Heed old shelter signs? If nuke is REALLY coming, maybe not

In this Tuesday, Sept. 26, 2017 photo, Derek Boese, the Chief Administrative and Public Information Officer for the Southeast Louisiana Flood Protection Authority-East, uses a flashlight to illuminate the stair well of a Cold War era Civil Defense bunker in New Orleans. In a real nuclear disaster, taking cover in a building bearing a rusted yellow fallout shelter symbol may not be the best option anymore. Experts say the shelters in schools and courthouses are often aging relics from the Cold War that haven’t been maintained. And conventional wisdom has changed. (Max Becherer /The Advocate via AP)
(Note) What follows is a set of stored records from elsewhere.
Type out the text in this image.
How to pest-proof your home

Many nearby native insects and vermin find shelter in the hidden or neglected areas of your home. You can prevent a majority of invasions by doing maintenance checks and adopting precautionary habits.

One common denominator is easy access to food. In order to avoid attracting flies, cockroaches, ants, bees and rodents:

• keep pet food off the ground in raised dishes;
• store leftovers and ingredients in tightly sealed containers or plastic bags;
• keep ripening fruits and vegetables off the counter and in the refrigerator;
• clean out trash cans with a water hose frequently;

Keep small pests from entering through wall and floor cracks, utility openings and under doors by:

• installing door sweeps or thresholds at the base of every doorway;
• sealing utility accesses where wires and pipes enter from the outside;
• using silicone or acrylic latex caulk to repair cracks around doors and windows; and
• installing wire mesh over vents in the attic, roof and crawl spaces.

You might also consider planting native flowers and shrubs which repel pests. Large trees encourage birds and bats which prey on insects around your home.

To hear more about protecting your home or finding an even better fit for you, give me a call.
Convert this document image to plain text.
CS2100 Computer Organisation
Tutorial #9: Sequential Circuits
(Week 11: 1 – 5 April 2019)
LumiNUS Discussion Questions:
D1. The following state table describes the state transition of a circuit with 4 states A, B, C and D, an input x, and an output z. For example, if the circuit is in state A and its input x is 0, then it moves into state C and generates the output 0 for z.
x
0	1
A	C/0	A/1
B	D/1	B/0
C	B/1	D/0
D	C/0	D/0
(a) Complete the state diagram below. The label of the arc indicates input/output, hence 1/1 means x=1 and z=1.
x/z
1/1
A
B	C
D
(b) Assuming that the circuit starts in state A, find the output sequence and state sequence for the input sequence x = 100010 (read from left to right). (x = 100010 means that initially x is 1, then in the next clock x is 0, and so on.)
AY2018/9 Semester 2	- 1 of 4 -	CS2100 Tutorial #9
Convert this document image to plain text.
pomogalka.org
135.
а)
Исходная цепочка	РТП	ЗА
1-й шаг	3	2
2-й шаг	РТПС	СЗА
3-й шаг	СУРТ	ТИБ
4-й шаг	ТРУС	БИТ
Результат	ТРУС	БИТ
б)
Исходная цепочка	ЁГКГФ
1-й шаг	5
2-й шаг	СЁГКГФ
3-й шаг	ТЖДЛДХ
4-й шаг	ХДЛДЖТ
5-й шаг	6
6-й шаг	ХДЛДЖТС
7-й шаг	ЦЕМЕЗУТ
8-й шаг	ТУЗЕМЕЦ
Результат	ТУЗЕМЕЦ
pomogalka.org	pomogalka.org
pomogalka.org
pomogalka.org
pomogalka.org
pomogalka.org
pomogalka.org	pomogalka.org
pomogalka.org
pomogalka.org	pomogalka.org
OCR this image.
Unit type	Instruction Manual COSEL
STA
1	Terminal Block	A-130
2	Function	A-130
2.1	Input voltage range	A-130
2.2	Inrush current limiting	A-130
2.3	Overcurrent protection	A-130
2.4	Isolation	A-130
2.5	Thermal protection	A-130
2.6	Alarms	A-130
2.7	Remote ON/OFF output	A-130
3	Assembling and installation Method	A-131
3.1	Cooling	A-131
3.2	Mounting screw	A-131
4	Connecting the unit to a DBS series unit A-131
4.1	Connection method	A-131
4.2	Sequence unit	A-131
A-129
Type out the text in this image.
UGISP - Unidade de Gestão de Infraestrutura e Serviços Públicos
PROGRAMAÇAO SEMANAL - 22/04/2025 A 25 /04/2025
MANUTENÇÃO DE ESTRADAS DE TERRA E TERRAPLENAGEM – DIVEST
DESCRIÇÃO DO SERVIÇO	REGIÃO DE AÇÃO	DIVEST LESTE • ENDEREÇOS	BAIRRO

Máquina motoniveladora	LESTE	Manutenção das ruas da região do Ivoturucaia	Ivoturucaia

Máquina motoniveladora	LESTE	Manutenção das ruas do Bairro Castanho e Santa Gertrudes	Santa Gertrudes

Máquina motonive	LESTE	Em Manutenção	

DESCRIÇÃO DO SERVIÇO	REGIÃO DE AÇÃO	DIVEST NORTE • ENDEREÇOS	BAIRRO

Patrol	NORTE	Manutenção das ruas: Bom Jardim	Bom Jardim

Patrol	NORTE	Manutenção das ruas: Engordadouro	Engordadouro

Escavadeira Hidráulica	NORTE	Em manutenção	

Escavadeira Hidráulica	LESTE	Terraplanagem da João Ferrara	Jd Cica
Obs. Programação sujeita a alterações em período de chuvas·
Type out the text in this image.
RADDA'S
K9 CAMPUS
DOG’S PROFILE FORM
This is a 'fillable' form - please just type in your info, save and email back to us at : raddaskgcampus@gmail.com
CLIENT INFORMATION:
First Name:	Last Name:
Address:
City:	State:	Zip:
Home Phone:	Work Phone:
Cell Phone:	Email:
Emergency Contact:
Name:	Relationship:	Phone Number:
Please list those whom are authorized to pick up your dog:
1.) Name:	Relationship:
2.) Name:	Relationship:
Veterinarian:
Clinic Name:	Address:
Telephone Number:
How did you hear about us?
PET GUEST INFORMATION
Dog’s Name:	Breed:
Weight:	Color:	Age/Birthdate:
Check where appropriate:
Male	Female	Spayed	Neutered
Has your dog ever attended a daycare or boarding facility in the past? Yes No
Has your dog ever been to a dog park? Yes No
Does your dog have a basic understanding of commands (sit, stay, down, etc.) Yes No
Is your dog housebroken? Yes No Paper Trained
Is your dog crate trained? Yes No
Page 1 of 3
In this Tuesday, Jan. 16, 2018 photo, a fallout shelter sign hangs on a building on East 9th Street in New York. The fallout shelters, marked with metal signs featuring the symbol for radiation — three joined triangles inside a circle — were set up in tens of thousands of buildings nationwide in the early 1960s amid the nuclear arms race. In New York City alone there were believed to be about 18,000. (AP Photo/Mary Altaffer)

NEW YORK — A generation of Americans knew just what to do in the event of a nuclear attack — or during a major false alarm, like the one over the weekend in Hawaii. Take cover in a building bearing a yellow fallout shelter symbol.